El Alto's color correlates with the drink's softness and resembles a light golden amber, similar to the hue of a Chenin blanc wine. The nose of our shot of El Alto (we omitted a rock) only smelled slightly of alcohol, no small feat for a 40% ABV tequila, and we picked out slightly sweet vanilla tones while still distinctly smelling agave. We were struck by El Alto's sweet, almost creme brulee flavor at the beginning of our sips but we were disappointed by how those initial tasting notes refused to bloom into anything more.

While Patrón correctly brags over El Alto's smooth, silky, and refined flavor, we also side-eye spirit companies that seem to want to eliminate any and all characteristics from the liquor itself (we're looking at you, Hendricks Gin), and leave us only with a ghost-like smacking of the botanicals (or in this case agave) used to create the elixir.

Comparing El Alto to similar tequilas

Compared to other Patrón products (Gran Patrón items excluded), El Alto certainly delivers a chicer mouthfeel and overall experience. But once it's measured against a tequila of equal quality, El Alto's appeal beings to melt — but only for its lack of character.

Side by side with Don Julio 1942, El Alto feels like the scrawnier choice; soft to the point of vanishing, El Alto ultimately proves to be so soft-spoken that we couldn't pick up its crucial notes. And when standing next to our favorite two high-end tequilas Fortaleza and El Tesoro, El Alto ultimately feels like a featherweight to more established brands' top-shelf offerings. Comparably priced to Patrón's latest release, Fortaleza flashes more vivid flavors and dimensionality with tones of citrus and earth, while El Alto contains notes of herbs and a verdant atmosphere, tasting nearly hollow and transparent in contrast to our two favored tequilas.

Is it worth buying?

If you're looking for a high-quality tequila in a swanky bottle, we wouldn't dissuade anyone from seeking out a bottle of El Alto (when it finally is available near you); but if you're looking for a tequila with intention and depth, we'd advise you to keep shopping.

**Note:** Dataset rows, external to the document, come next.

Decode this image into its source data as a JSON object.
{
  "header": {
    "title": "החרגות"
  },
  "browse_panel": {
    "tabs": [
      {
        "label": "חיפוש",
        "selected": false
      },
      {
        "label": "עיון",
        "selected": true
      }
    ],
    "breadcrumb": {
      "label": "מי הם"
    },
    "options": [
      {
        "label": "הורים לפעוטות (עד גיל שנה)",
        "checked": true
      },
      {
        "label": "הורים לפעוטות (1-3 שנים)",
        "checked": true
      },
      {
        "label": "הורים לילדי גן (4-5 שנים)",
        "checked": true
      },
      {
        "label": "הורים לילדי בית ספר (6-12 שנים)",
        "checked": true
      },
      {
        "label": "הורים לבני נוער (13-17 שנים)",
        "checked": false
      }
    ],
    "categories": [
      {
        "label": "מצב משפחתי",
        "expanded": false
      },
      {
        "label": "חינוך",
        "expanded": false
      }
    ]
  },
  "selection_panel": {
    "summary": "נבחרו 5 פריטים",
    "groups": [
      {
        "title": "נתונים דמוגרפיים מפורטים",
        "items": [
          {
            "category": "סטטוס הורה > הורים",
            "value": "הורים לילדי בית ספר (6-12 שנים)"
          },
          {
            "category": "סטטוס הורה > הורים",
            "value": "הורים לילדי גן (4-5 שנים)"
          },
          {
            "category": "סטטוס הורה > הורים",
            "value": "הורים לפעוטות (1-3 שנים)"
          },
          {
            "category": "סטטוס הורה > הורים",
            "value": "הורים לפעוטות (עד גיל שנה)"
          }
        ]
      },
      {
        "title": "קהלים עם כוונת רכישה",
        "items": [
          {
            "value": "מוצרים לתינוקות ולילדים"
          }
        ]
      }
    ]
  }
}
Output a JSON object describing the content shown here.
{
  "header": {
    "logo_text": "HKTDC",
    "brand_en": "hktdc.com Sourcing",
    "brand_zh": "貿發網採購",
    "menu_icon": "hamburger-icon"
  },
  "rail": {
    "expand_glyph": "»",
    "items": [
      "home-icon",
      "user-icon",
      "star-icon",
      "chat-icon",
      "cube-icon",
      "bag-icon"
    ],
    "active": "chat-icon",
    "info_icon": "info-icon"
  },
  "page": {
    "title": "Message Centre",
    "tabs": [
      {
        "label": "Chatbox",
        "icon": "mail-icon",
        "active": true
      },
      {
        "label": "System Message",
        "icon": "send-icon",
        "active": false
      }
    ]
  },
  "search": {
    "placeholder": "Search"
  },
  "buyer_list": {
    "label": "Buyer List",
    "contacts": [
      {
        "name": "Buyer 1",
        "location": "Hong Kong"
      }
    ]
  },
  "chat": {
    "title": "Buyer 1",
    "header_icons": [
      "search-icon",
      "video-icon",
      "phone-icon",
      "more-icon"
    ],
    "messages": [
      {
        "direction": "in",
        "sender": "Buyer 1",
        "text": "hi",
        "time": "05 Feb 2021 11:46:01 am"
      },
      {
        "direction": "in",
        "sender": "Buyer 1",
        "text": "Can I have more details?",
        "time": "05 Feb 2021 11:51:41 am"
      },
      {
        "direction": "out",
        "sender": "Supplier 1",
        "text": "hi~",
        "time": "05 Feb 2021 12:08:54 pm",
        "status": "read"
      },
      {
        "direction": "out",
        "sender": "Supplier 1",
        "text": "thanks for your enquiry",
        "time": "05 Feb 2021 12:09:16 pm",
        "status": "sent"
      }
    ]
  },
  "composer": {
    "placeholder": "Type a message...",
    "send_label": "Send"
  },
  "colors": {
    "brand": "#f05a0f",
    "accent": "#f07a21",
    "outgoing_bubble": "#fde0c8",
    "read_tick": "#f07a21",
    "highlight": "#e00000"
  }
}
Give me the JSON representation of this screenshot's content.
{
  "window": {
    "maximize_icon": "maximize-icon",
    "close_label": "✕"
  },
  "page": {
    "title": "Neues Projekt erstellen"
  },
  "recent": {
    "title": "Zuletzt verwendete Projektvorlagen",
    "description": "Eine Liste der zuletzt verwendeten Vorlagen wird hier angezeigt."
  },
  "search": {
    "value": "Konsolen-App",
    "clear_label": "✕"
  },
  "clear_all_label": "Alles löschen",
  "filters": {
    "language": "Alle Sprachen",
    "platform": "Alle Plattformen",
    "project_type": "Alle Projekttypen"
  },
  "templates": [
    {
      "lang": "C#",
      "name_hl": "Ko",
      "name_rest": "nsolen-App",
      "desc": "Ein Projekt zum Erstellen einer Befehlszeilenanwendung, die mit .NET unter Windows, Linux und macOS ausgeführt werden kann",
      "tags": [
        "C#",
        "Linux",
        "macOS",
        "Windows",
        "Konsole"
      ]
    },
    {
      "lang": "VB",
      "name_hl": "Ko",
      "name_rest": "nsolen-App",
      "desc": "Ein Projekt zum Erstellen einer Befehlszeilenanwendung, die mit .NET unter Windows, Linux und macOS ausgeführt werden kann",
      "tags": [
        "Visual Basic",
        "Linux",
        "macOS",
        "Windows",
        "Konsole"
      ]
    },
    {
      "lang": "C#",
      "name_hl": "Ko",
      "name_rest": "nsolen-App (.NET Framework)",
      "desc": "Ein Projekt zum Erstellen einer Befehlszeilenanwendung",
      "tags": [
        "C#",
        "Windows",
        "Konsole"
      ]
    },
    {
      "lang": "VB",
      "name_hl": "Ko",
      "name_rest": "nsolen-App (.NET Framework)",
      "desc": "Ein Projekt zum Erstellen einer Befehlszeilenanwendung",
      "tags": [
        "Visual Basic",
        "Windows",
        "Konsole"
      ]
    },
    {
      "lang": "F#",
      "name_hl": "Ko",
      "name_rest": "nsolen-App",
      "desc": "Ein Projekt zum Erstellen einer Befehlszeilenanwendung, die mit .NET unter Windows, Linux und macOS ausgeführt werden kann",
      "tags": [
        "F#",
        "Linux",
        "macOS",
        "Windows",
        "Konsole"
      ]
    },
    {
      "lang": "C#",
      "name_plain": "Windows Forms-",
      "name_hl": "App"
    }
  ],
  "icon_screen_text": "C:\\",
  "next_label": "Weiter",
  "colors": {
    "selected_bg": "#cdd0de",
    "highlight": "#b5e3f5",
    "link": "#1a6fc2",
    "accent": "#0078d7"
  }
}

Though El Alto achieves one of the smoothest finishes we've ever sipped on, we can't find its purpose other than for drinkers who shy away from the taste, and oftentimes charm, of greater spirits. Seemingly set into production for the bougie drinker who wants to impress more than they want to savor, El Alto, aside from its stylish bottle and big promises, only delivers a sleek emptiness akin to an Instagram filter of the spirits world.

Though we'd be pleased to encounter El Alto at a party, we're more excited to continue sipping our way through the growing catalog of quality tequilas that might embrace the complex textures the agave plant has to offer.